She was clad in a gown of some light gray material, made very plainly, but fitting her graceful figure to perfection. Simple bands of linen were just visible at her throat and wrists, while a knot of pale blue ribbon fastened her collar.

She looked lovely. She would have been so in anything; but he saw that her toilet was hardly befitting the ward of his wife.

“Girls for commencement always have a new dress, don’t they?” he asked. “Have you made any arrangements of the kind?”

“No, sir; I shall go just as I am. This is the best that I have,” she returned, glancing down at her dress and flushing slightly.

“How much time have you before the exercises begin?” he inquired.

“An hour or more,” she said, looking up at the clock on the mantel. “I am ready very early,” she added, smiling, “for I wished to look over my essay before reading it.”

Mr. Richards looked grave. He remembered how Josephine had been all “fuss and feathers” at every commencement, and here this lovely girl was going to appear before a crowded hall in a dress which his daughter would not have worn in her own private room.
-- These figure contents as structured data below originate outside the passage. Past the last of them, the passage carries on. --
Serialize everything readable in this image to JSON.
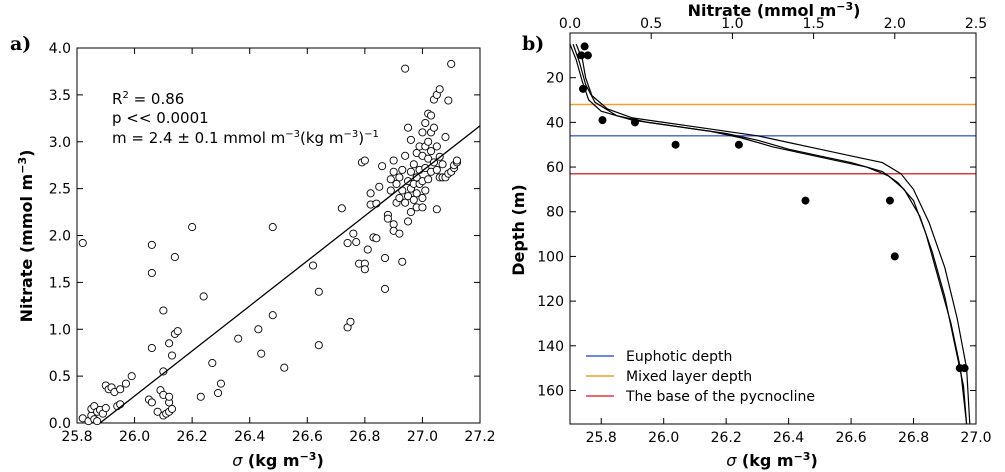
{
  "chart_data": [
    {
      "type": "scatter",
      "panel_label": "a)",
      "xlabel_sym": "σ",
      "xlabel_unit": " (kg m",
      "xlabel_exp": "−3",
      "xlabel_close": ")",
      "ylabel": "Nitrate (mmol m",
      "ylabel_exp": "−3",
      "ylabel_close": ")",
      "xlim": [
        25.8,
        27.2
      ],
      "ylim": [
        0.0,
        4.0
      ],
      "xticks": [
        "25.8",
        "26.0",
        "26.2",
        "26.4",
        "26.6",
        "26.8",
        "27.0",
        "27.2"
      ],
      "yticks": [
        "0.0",
        "0.5",
        "1.0",
        "1.5",
        "2.0",
        "2.5",
        "3.0",
        "3.5",
        "4.0"
      ],
      "grid": false,
      "annotation": {
        "r2_base": "R",
        "r2_sup": "2",
        "r2_rest": "  = 0.86",
        "p_text": "p << 0.0001",
        "m_text": "m = 2.4 ± 0.1 mmol m",
        "m_sup": "−3",
        "m_mid": "(kg m",
        "m_sup2": "−3",
        "m_end": ")",
        "m_sup3": "−1"
      },
      "fit_line": {
        "x": [
          25.88,
          27.2
        ],
        "y": [
          0.0,
          3.17
        ]
      },
      "series": [
        {
          "marker": "open-circle",
          "points": [
            [
              25.82,
              1.92
            ],
            [
              25.82,
              0.05
            ],
            [
              25.84,
              0.02
            ],
            [
              25.85,
              0.08
            ],
            [
              25.85,
              0.15
            ],
            [
              25.86,
              0.04
            ],
            [
              25.86,
              0.18
            ],
            [
              25.87,
              0.12
            ],
            [
              25.87,
              0.02
            ],
            [
              25.88,
              0.14
            ],
            [
              25.89,
              0.1
            ],
            [
              25.9,
              0.16
            ],
            [
              25.9,
              0.4
            ],
            [
              25.91,
              0.36
            ],
            [
              25.92,
              0.38
            ],
            [
              25.93,
              0.33
            ],
            [
              25.94,
              0.18
            ],
            [
              25.95,
              0.2
            ],
            [
              25.95,
              0.36
            ],
            [
              25.97,
              0.42
            ],
            [
              25.99,
              0.5
            ],
            [
              26.05,
              0.25
            ],
            [
              26.06,
              0.22
            ],
            [
              26.06,
              0.8
            ],
            [
              26.06,
              1.6
            ],
            [
              26.06,
              1.9
            ],
            [
              26.08,
              0.12
            ],
            [
              26.09,
              0.35
            ],
            [
              26.1,
              0.3
            ],
            [
              26.1,
              0.08
            ],
            [
              26.11,
              0.1
            ],
            [
              26.1,
              0.55
            ],
            [
              26.1,
              1.2
            ],
            [
              26.12,
              0.12
            ],
            [
              26.12,
              0.22
            ],
            [
              26.12,
              0.28
            ],
            [
              26.13,
              0.15
            ],
            [
              26.12,
              0.85
            ],
            [
              26.13,
              0.72
            ],
            [
              26.14,
              0.95
            ],
            [
              26.14,
              1.77
            ],
            [
              26.15,
              0.98
            ],
            [
              26.2,
              2.09
            ],
            [
              26.23,
              0.28
            ],
            [
              26.24,
              1.35
            ],
            [
              26.27,
              0.64
            ],
            [
              26.29,
              0.32
            ],
            [
              26.3,
              0.42
            ],
            [
              26.36,
              0.9
            ],
            [
              26.43,
              1.0
            ],
            [
              26.44,
              0.74
            ],
            [
              26.48,
              2.09
            ],
            [
              26.48,
              1.15
            ],
            [
              26.52,
              0.59
            ],
            [
              26.62,
              1.68
            ],
            [
              26.64,
              0.83
            ],
            [
              26.64,
              1.4
            ],
            [
              26.72,
              2.29
            ],
            [
              26.74,
              1.02
            ],
            [
              26.75,
              1.08
            ],
            [
              26.74,
              1.92
            ],
            [
              26.76,
              2.02
            ],
            [
              26.77,
              1.93
            ],
            [
              26.78,
              1.7
            ],
            [
              26.79,
              2.78
            ],
            [
              26.8,
              2.8
            ],
            [
              26.8,
              1.7
            ],
            [
              26.8,
              1.64
            ],
            [
              26.81,
              1.85
            ],
            [
              26.82,
              2.45
            ],
            [
              26.82,
              2.33
            ],
            [
              26.83,
              1.98
            ],
            [
              26.84,
              1.97
            ],
            [
              26.84,
              2.34
            ],
            [
              26.85,
              2.52
            ],
            [
              26.86,
              2.74
            ],
            [
              26.87,
              1.43
            ],
            [
              26.87,
              1.76
            ],
            [
              26.88,
              2.22
            ],
            [
              26.88,
              2.18
            ],
            [
              26.89,
              2.48
            ],
            [
              26.89,
              2.6
            ],
            [
              26.9,
              2.12
            ],
            [
              26.9,
              2.05
            ],
            [
              26.9,
              2.68
            ],
            [
              26.9,
              2.8
            ],
            [
              26.91,
              2.35
            ],
            [
              26.91,
              2.55
            ],
            [
              26.92,
              2.02
            ],
            [
              26.92,
              2.4
            ],
            [
              26.92,
              2.62
            ],
            [
              26.93,
              1.72
            ],
            [
              26.93,
              2.48
            ],
            [
              26.93,
              2.7
            ],
            [
              26.94,
              2.35
            ],
            [
              26.94,
              2.85
            ],
            [
              26.94,
              3.78
            ],
            [
              26.95,
              2.15
            ],
            [
              26.95,
              2.42
            ],
            [
              26.95,
              2.58
            ],
            [
              26.95,
              3.15
            ],
            [
              26.96,
              2.25
            ],
            [
              26.96,
              2.5
            ],
            [
              26.96,
              2.68
            ],
            [
              26.96,
              3.02
            ],
            [
              26.97,
              2.38
            ],
            [
              26.97,
              2.55
            ],
            [
              26.97,
              2.76
            ],
            [
              26.98,
              2.45
            ],
            [
              26.98,
              2.62
            ],
            [
              26.98,
              2.88
            ],
            [
              26.98,
              2.3
            ],
            [
              26.99,
              2.55
            ],
            [
              26.99,
              2.7
            ],
            [
              26.99,
              2.95
            ],
            [
              27.0,
              2.58
            ],
            [
              27.0,
              2.3
            ],
            [
              27.0,
              2.85
            ],
            [
              27.0,
              3.1
            ],
            [
              27.0,
              2.4
            ],
            [
              27.01,
              2.72
            ],
            [
              27.01,
              2.48
            ],
            [
              27.01,
              2.95
            ],
            [
              27.01,
              3.2
            ],
            [
              27.02,
              2.6
            ],
            [
              27.02,
              2.82
            ],
            [
              27.02,
              3.3
            ],
            [
              27.02,
              3.0
            ],
            [
              27.03,
              2.68
            ],
            [
              27.03,
              2.9
            ],
            [
              27.03,
              3.28
            ],
            [
              27.03,
              3.1
            ],
            [
              27.04,
              2.78
            ],
            [
              27.04,
              3.15
            ],
            [
              27.04,
              3.45
            ],
            [
              27.05,
              2.7
            ],
            [
              27.05,
              2.28
            ],
            [
              27.05,
              2.95
            ],
            [
              27.05,
              3.5
            ],
            [
              27.06,
              2.62
            ],
            [
              27.06,
              2.84
            ],
            [
              27.06,
              3.56
            ],
            [
              27.07,
              2.62
            ],
            [
              27.07,
              2.76
            ],
            [
              27.08,
              2.62
            ],
            [
              27.08,
              3.05
            ],
            [
              27.09,
              2.66
            ],
            [
              27.09,
              3.44
            ],
            [
              27.1,
              2.68
            ],
            [
              27.1,
              3.83
            ],
            [
              27.11,
              2.72
            ],
            [
              27.11,
              2.75
            ],
            [
              27.12,
              2.78
            ],
            [
              27.12,
              2.8
            ]
          ]
        }
      ]
    },
    {
      "type": "line",
      "panel_label": "b)",
      "xlabel_sym": "σ",
      "xlabel_unit": " (kg m",
      "xlabel_exp": "−3",
      "xlabel_close": ")",
      "x2label": "Nitrate (mmol m",
      "x2label_exp": "−3",
      "x2label_close": ")",
      "ylabel": "Depth (m)",
      "xlim": [
        25.7,
        27.0
      ],
      "x2lim": [
        0.0,
        2.5
      ],
      "ylim": [
        175,
        0
      ],
      "xticks": [
        "25.8",
        "26.0",
        "26.2",
        "26.4",
        "26.6",
        "26.8",
        "27.0"
      ],
      "x2ticks": [
        "0.0",
        "0.5",
        "1.0",
        "1.5",
        "2.0",
        "2.5"
      ],
      "yticks": [
        "20",
        "40",
        "60",
        "80",
        "100",
        "120",
        "140",
        "160"
      ],
      "grid": false,
      "hlines": [
        {
          "name": "Euphotic depth",
          "depth": 46,
          "color": "#3a61d8"
        },
        {
          "name": "Mixed layer depth",
          "depth": 32,
          "color": "#f0a030"
        },
        {
          "name": "The base of the pycnocline",
          "depth": 63,
          "color": "#de3c3c"
        }
      ],
      "legend_position": "lower-left",
      "sigma_profiles": [
        [
          [
            25.7,
            5
          ],
          [
            25.72,
            12
          ],
          [
            25.74,
            22
          ],
          [
            25.76,
            30
          ],
          [
            25.8,
            35
          ],
          [
            25.9,
            39
          ],
          [
            26.0,
            41
          ],
          [
            26.1,
            43
          ],
          [
            26.2,
            45
          ],
          [
            26.3,
            48
          ],
          [
            26.4,
            52
          ],
          [
            26.5,
            55
          ],
          [
            26.6,
            58
          ],
          [
            26.7,
            62
          ],
          [
            26.75,
            67
          ],
          [
            26.8,
            75
          ],
          [
            26.84,
            90
          ],
          [
            26.88,
            110
          ],
          [
            26.92,
            130
          ],
          [
            26.95,
            150
          ],
          [
            26.97,
            175
          ]
        ],
        [
          [
            25.71,
            5
          ],
          [
            25.73,
            13
          ],
          [
            25.75,
            23
          ],
          [
            25.78,
            31
          ],
          [
            25.85,
            37
          ],
          [
            25.95,
            40
          ],
          [
            26.05,
            42
          ],
          [
            26.15,
            44
          ],
          [
            26.25,
            47
          ],
          [
            26.35,
            51
          ],
          [
            26.45,
            54
          ],
          [
            26.55,
            57
          ],
          [
            26.65,
            60
          ],
          [
            26.72,
            64
          ],
          [
            26.77,
            70
          ],
          [
            26.82,
            82
          ],
          [
            26.86,
            98
          ],
          [
            26.9,
            118
          ],
          [
            26.93,
            138
          ],
          [
            26.96,
            158
          ],
          [
            26.97,
            175
          ]
        ],
        [
          [
            25.72,
            5
          ],
          [
            25.74,
            12
          ],
          [
            25.75,
            20
          ],
          [
            25.77,
            28
          ],
          [
            25.82,
            34
          ],
          [
            25.9,
            38
          ],
          [
            26.0,
            40
          ],
          [
            26.1,
            42
          ],
          [
            26.2,
            44
          ],
          [
            26.3,
            46
          ],
          [
            26.4,
            49
          ],
          [
            26.5,
            52
          ],
          [
            26.6,
            55
          ],
          [
            26.7,
            58
          ],
          [
            26.76,
            63
          ],
          [
            26.8,
            70
          ],
          [
            26.85,
            85
          ],
          [
            26.9,
            105
          ],
          [
            26.94,
            128
          ],
          [
            26.97,
            150
          ],
          [
            26.98,
            175
          ]
        ]
      ],
      "nitrate_points": {
        "marker": "filled-circle",
        "points": [
          [
            0.07,
            10
          ],
          [
            0.09,
            6
          ],
          [
            0.11,
            10
          ],
          [
            0.08,
            25
          ],
          [
            0.2,
            39
          ],
          [
            0.4,
            40
          ],
          [
            0.65,
            50
          ],
          [
            1.04,
            50
          ],
          [
            1.45,
            75
          ],
          [
            1.97,
            75
          ],
          [
            2.0,
            100
          ],
          [
            2.4,
            150
          ],
          [
            2.43,
            150
          ]
        ]
      }
    }
  ]
}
“If you will step around to Hunt & Co.’s with me, you shall have one of those pretty summer silks that they are advertising so extensively. I should be gratified to have you as well dressed as your classmates, and I fear that your needs have been neglected in this respect,” he remarked, with a slight frown.

Star flushed scarlet now.

She had wished—oh, so earnestly!—that morning that she could have something dainty to wear, and she had sighed regretfully as she thought of all her pretty clothes lying at the bottom of the ocean, for they had been prettily made, although they were of inexpensive material; and she had heard the girls talking of the new dresses which were being made for them. But when her toilet was completed and she looked in the glass, she felt that, notwithstanding the disadvantage of her apparel, there was at least a distinguished air about her which bespoke the true lady, and she was comforted.